A foundation model trained on the moral output of a Christian civilization, deployed to compress the kill chain from hours to seconds while a school full of children burns, is not a new kind of sin. It is the same sin, expressed through a new instrument. The capacity for good and the capacity for evil, bound together in the same architecture, inseparable, because that is the condition we were made in and the condition Christ died to redeem.
The Secretary of Defense prays from the Psalms for every round to find its mark. The Pope says God rejects those prayers. Both are drawing from the same well. And the machine between them, trained on the full breadth of what that well contains, has no way to choose. It has no conscience. It has no soul. It has no access to the still, small voice that tells you this is wrong, to stop, to turn back. It has only patterns, frequencies, and statistical weight. It carries the teachings but not the teacher. It knows the words but not the Word.

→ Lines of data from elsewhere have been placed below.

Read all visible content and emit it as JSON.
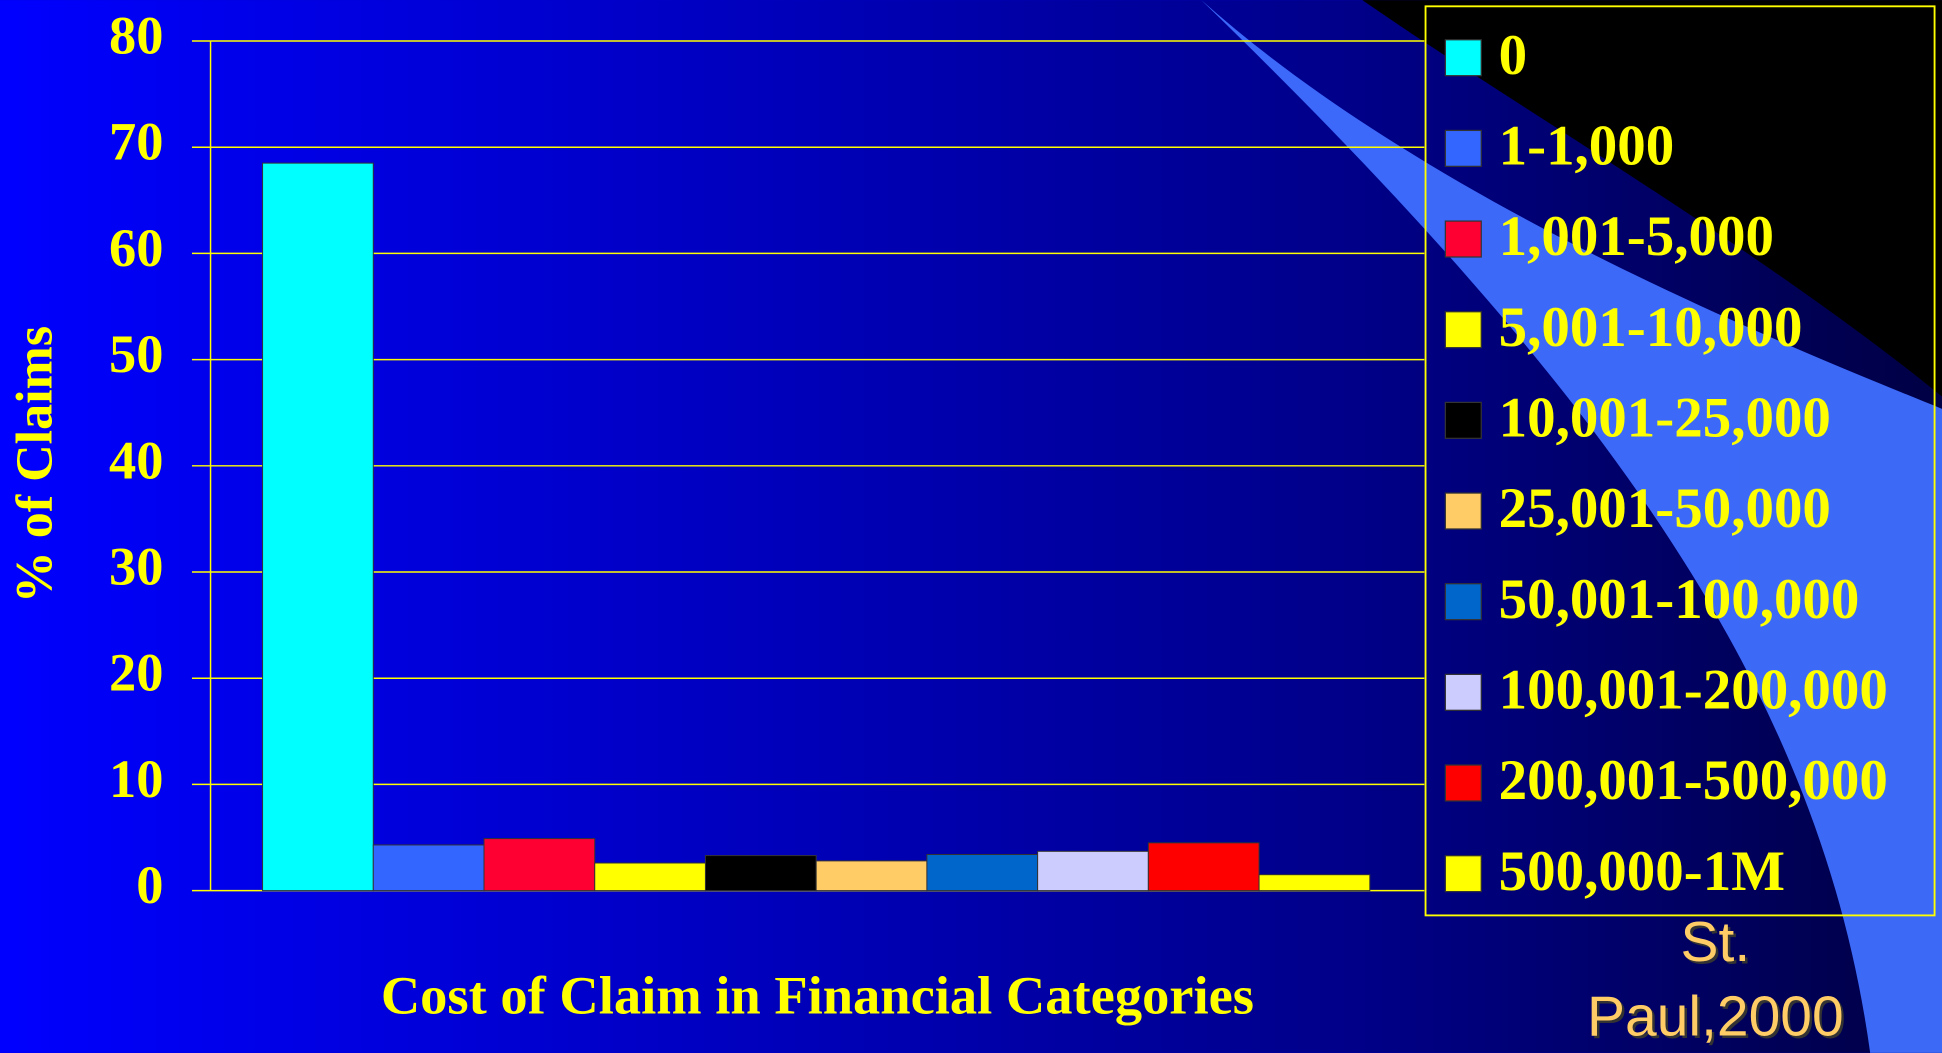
{
  "chart_data": {
    "type": "bar",
    "ylabel": "% of Claims",
    "xlabel": "Cost of Claim in Financial Categories",
    "annotation": "St. Paul,2000",
    "categories": [
      null
    ],
    "series": [
      {
        "name": "0",
        "color": "#00ffff",
        "values": [
          68.5
        ]
      },
      {
        "name": "1-1,000",
        "color": "#3366ff",
        "values": [
          4.3
        ]
      },
      {
        "name": "1,001-5,000",
        "color": "#ff0033",
        "values": [
          4.9
        ]
      },
      {
        "name": "5,001-10,000",
        "color": "#ffff00",
        "values": [
          2.6
        ]
      },
      {
        "name": "10,001-25,000",
        "color": "#000000",
        "values": [
          3.3
        ]
      },
      {
        "name": "25,001-50,000",
        "color": "#ffcc66",
        "values": [
          2.8
        ]
      },
      {
        "name": "50,001-100,000",
        "color": "#0066cc",
        "values": [
          3.4
        ]
      },
      {
        "name": "100,001-200,000",
        "color": "#ccccff",
        "values": [
          3.7
        ]
      },
      {
        "name": "200,001-500,000",
        "color": "#ff0000",
        "values": [
          4.5
        ]
      },
      {
        "name": "500,000-1M",
        "color": "#ffff00",
        "values": [
          1.5
        ]
      }
    ],
    "ylim": [
      0,
      80
    ],
    "yticks": [
      0,
      10,
      20,
      30,
      40,
      50,
      60,
      70,
      80
    ],
    "grid": true,
    "legend": "right"
  }
}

That is why this feels more raw and more horrific than the versions of this story we’ve told before. Not because it’s different. Because it’s happening now, in real time, at a scale and speed that previous generations could not have imagined. The Inquisitor had to look his victim in the eye. The Crusader had to ride to Jerusalem. The operator at Creech Air Force Base, forty-four miles north of Las Vegas, sits in an air-conditioned room in the Mojave Desert, and the AI compresses his moral calculation into milliseconds while the strike lands in Isfahan, seven and a half thousand miles away. A man goes to work. He drives past casinos. He sits at a console. A school burns. He drives home. The distance between the act and the consequence has never been greater. The friction has been removed. And friction, as I have argued elsewhere, is what protects us from ourselves.
God gave us the choice. He has always given us the choice. The foundation models carry the evidence of what we chose when we chose well: the hospitals, the universities, the declarations of human rights, the long, slow insistence that every person has dignity regardless of what they can produce. They also carry the evidence of what we chose when we chose badly. Both are in the training data. Both are being reproduced at scale. The ghost in the machine is not going away. The question, as it has always been, is what we do with what we’ve been given.